The notion of «shape», however, like «design», «pattern», and even «texture», has graphic and spatial connotations which are misleading. What the reader of Fortunata y Jacinta ultimately confronts (whether he realizes it or not) is a controlling consciousness that is both masculine and feminine and that exploits its own ambivalence. The narrator who converts doña Lupe's false breast comically into an imitation symbol and the creator who is capable of dreaming Jacinta's pathetic dream of exposing one of flesh as a true symbol function in tandem. All of which amounts to saying that there is a feminine quality to the novel's hidden profundities. How extraordinary, for example, it is to discover that Jacinta's dream of frustration should reappear in the description of Fortunata's first dwelling after her return to Madrid: «Es una casa que está entre la tienda de figuras de yeso y el establecimiento de burras de leche..., allí» The sisterhood, the sense of feminine identity, the shared victimization, which both will come to realize far in the future is already in a state of incubation.

But perhaps the most uncanny revelation of the brooding consciousness that underlies the whole (and makes it whole) is the description of Fortunata after death cited here at the beginning.
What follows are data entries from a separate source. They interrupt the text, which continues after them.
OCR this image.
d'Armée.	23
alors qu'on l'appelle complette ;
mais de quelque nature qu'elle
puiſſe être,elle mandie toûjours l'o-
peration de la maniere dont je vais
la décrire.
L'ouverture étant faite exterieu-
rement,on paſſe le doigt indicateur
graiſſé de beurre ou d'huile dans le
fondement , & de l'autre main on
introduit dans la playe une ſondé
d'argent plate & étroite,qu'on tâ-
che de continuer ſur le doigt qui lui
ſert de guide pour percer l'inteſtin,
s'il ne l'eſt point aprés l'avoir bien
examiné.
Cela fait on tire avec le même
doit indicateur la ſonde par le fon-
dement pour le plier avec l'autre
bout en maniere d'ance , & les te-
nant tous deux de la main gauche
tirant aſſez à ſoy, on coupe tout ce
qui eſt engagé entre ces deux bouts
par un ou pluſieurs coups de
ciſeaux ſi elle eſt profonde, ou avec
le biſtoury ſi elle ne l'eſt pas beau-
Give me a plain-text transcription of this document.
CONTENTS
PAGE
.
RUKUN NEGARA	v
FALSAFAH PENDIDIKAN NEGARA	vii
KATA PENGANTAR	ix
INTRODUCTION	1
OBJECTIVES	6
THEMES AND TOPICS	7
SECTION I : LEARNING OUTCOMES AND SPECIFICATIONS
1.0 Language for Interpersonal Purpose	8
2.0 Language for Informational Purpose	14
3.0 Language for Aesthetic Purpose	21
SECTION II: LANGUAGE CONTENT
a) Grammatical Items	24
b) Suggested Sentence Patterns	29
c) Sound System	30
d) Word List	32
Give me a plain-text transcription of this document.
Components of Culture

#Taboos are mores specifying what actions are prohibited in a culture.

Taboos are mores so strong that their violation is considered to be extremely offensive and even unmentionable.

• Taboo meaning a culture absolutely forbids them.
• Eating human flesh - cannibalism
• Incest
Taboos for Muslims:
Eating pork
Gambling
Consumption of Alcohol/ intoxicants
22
To be specific, it quite clearly is a reprise of Galdós' first expedition into and assimilation of her feminine selfawareness upon first looking into a mirror. After her self-identification with the Virgin as being equally attractive to the Holy Ghost, Fortunata goes on thinking:

La tez era una preciosidad por su pureza mate y su transparencia y tono de marfil recién labrada; la boca un poco grande, pero tan fresca y tan mona en la risa como en el enojo... Y luego unos dientes! «Tengo unos dientes -decía ella mostrándoselos... como pedacitos de leche cuajada». La nariz era perfecta. «Narices como la mía pocas se ven...» Y, por fin, componiéndose la cabellera negra y abundante como los malos pensamientos, decía: «¡Vaya un pelito que Dios me ha dado!»


(185-186)                


Neither the verbal vulgarity of this first self-portrait (or self-sketch, for as both Eoff and Montesinos point out, Fortunata is probably the most observed but undescribed of all novelistic heroines)129 nor the funeral conventionality of Segismundo's last contemplation affect their uncanny convergence. Ivory and milk accentuated by blackness frame the span of our intimacy with a consciousness at once angelic and diabolical.